Неделю она провела в бездействии, непривычном и оттого вдвойне тягостном, но однажды, зная, что отпуск Антона подходит к концу и скоро он так или иначе уедет в Омск, решилась. Надо наладить отношения любой ценой, встретиться, объясниться; это не должно так закончиться!
Она стояла у подъезда, сутулясь, закрываясь капюшоном от противной снежной крупы. Он появился; она, шагнув, преградила ему дорогу. Он попробовал обойти ее, как неодушевленный предмет, глядя мимо, поверх, не замечая. Она не выдержала, схватила его за воротник, встряхнула, ударила кулаком по груди, зарыдала:
— Да поговори же со мной! Выслушай!
Он молча оторвал от себя ее руки, высвободился, поправил шарф, куртку и невозмутимо пошел по своим делам.
Лео медленно опустилась на асфальт и, судорожно всхлипывая, выкрикнула вслед мужу последнюю, отчаянную, беспомощную угрозу:
— Тогда я уеду в Москву! К Ивану! Понял?!
Антон на мгновенье застыл. Обернулся. Постоял, рассматривая ее с безразличным интересом, словно диковинное насекомое, и с усмешкой сказал:
— Валяй.
Джинсы давно промокли, а она все сидела и сидела, обхватив руками живот, испуганно улыбаясь и заглядывая в лица прохожим, которые все как один смущенно отводили глаза.
Глава 2
— Ну, я поехал, — сказал Протопопов жене. Та в ответ улыбнулась, а после надула губы: дескать, жалко.
— Доберешься, сразу позвони.
— Хорошо. — Он поцеловал ее в щеку и вышел за дверь.

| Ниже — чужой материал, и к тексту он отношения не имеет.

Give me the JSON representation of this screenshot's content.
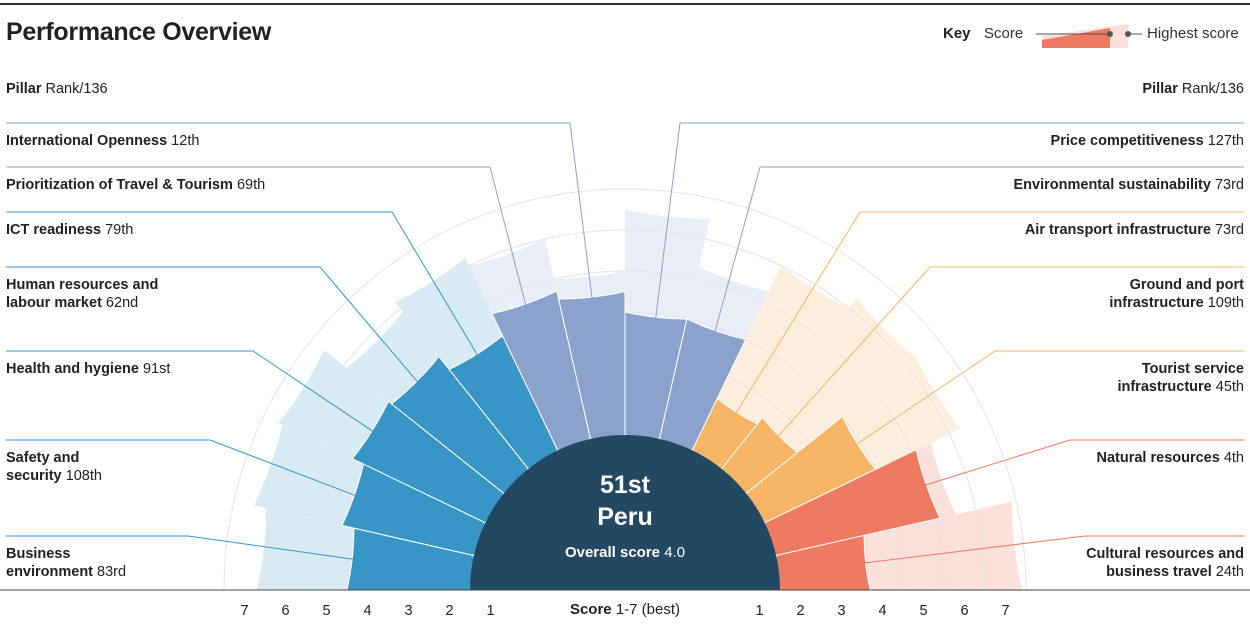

Вызвать лифт? Нет. Он, наконец, почувствовал себя здоровым и получал истинное удовольствие от свидетельств собственной дееспособности — в частности, от простого хождения по лестнице. Он и раньше любил подъезд своего дома, где так легко игралось в профессора Преображенского — модерн, позапрошлый теперь уже век — а последнее время бесстыдно наслаждался высокими окнами, впускавшими, казалось, нездешний, немосковский свет, деревянными рамами изумительной красоты, солидными подоконниками, причудливой лепной растительностью и даже ковровой дорожкой, которую невольно дорисовывало воображение. Как хорошо, что он не побоялся выглядеть провинциалом и купил-таки квартиру в центре.